Now everybody gets the Holy Spirit: sons and daughters, young and old, men and women. Nobody gets left out.
Finally, you go back to the resurrection. On Easter morning, Jesus tells a woman to preach the message of the good news. The first Christian sermon was preached by a woman; she preached it to the apostles, an all-male group (John 20:17). Not only did that happen when Jesus died, but also when he was born. God tells Anna, who is a prophetess in the temple, about the baby Jesus (Luke 2:36-29), and she starts preaching to everybody that the Messiah is here.
Why did God choose a woman to announce the incarnation? And why did God choose a woman to announce the resurrection? These are verses everybody else wants to ignore, but they are the verses that changed my mind on the subject of women leaders.
Church growth
Saddleback Church has baptised more new believers than any church in American history. In the 43 years I was pastor there, we baptised 57,000 new believers. That’s unheard of.
How did we baptise so many? Because in our church, if you lead someone to Christ you get to baptise them. If a wife leads her husband to Christ, she gets to baptise him.

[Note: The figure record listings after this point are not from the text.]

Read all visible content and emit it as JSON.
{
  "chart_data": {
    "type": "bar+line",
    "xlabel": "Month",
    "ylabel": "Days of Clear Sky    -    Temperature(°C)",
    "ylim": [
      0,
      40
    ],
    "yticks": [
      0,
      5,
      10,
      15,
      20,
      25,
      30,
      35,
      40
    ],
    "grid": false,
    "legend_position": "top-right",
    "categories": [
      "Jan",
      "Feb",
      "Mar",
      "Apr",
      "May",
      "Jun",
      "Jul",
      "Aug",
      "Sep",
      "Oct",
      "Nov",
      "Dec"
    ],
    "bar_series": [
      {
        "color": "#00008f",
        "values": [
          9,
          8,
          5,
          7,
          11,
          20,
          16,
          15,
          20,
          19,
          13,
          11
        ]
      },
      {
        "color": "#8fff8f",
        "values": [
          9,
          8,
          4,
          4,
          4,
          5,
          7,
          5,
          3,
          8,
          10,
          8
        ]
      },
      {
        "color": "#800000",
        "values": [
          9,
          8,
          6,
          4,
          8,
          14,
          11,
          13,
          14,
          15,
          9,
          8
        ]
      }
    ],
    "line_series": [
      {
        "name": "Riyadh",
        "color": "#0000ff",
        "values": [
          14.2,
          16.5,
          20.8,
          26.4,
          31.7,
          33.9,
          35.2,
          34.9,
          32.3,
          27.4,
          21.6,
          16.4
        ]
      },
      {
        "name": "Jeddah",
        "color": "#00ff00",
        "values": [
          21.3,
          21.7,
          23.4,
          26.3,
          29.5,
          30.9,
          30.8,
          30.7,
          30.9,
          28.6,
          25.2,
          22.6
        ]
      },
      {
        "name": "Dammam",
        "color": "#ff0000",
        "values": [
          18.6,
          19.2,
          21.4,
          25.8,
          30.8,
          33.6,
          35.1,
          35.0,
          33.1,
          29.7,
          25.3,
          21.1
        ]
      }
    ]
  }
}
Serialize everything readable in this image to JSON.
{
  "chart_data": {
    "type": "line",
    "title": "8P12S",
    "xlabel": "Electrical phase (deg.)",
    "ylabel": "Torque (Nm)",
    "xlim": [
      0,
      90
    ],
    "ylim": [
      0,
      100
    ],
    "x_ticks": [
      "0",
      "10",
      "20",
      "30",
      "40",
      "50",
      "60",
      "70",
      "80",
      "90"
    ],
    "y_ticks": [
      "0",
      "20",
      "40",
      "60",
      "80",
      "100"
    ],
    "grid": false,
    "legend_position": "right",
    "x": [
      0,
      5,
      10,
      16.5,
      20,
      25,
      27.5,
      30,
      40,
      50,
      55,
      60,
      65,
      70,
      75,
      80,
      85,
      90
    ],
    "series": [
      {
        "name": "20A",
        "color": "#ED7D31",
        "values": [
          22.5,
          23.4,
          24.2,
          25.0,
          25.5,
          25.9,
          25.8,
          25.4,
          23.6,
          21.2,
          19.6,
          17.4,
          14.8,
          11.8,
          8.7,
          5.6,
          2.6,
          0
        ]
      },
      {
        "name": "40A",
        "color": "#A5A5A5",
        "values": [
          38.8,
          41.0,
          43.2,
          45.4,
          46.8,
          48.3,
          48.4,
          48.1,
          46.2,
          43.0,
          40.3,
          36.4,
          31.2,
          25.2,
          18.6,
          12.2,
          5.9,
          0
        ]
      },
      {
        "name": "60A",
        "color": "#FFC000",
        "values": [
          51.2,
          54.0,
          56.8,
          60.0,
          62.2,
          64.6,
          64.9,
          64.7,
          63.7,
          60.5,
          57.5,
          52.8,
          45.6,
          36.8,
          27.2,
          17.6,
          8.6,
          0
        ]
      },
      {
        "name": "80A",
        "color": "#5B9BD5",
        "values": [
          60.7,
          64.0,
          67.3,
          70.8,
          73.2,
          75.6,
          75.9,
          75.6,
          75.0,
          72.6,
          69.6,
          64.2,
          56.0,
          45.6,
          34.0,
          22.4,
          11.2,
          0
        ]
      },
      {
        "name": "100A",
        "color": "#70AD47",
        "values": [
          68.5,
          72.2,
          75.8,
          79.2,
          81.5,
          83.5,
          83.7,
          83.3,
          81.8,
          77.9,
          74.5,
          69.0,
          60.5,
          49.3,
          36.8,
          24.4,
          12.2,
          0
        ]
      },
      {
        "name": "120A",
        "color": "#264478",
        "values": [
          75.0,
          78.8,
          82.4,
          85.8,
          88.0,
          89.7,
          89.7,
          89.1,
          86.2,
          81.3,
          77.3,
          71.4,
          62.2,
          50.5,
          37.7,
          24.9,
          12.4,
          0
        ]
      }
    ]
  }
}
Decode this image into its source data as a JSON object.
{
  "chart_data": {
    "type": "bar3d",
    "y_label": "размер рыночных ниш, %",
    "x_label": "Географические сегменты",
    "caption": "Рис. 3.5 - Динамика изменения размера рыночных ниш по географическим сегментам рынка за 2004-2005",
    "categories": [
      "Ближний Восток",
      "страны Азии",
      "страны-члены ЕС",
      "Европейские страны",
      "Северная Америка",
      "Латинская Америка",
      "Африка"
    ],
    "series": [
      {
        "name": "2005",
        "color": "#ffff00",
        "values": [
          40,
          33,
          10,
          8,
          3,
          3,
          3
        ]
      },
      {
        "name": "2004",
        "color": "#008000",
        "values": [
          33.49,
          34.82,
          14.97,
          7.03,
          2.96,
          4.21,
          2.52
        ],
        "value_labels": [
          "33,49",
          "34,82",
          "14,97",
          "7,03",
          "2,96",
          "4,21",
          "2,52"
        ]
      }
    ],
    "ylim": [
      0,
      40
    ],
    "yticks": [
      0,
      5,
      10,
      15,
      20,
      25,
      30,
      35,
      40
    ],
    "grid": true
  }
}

If a parent leads their child, or a friend leads a friend to Christ, they get to baptise them.
That’s what the Church did in its first 300 years. There was no clergy/laity split; it was everybody taking hold of the Great Commission. That was the fastest period of growth for the Church. It grew about 50 per cent a decade for 300 years. It went from 140 people in the Upper Room to the official religion of the Roman Empire. The Roman denarius in 7 AD has a picture of Caesar on it, and in about 350 AD, the Roman denarius has a cross on it. That’s culture change.
I believe the Church at its birth is the Church at its best, and if we go back and do it the way the New Testament Christians did it, we’ll win all the UK and Europe and the rest of the world to Christ.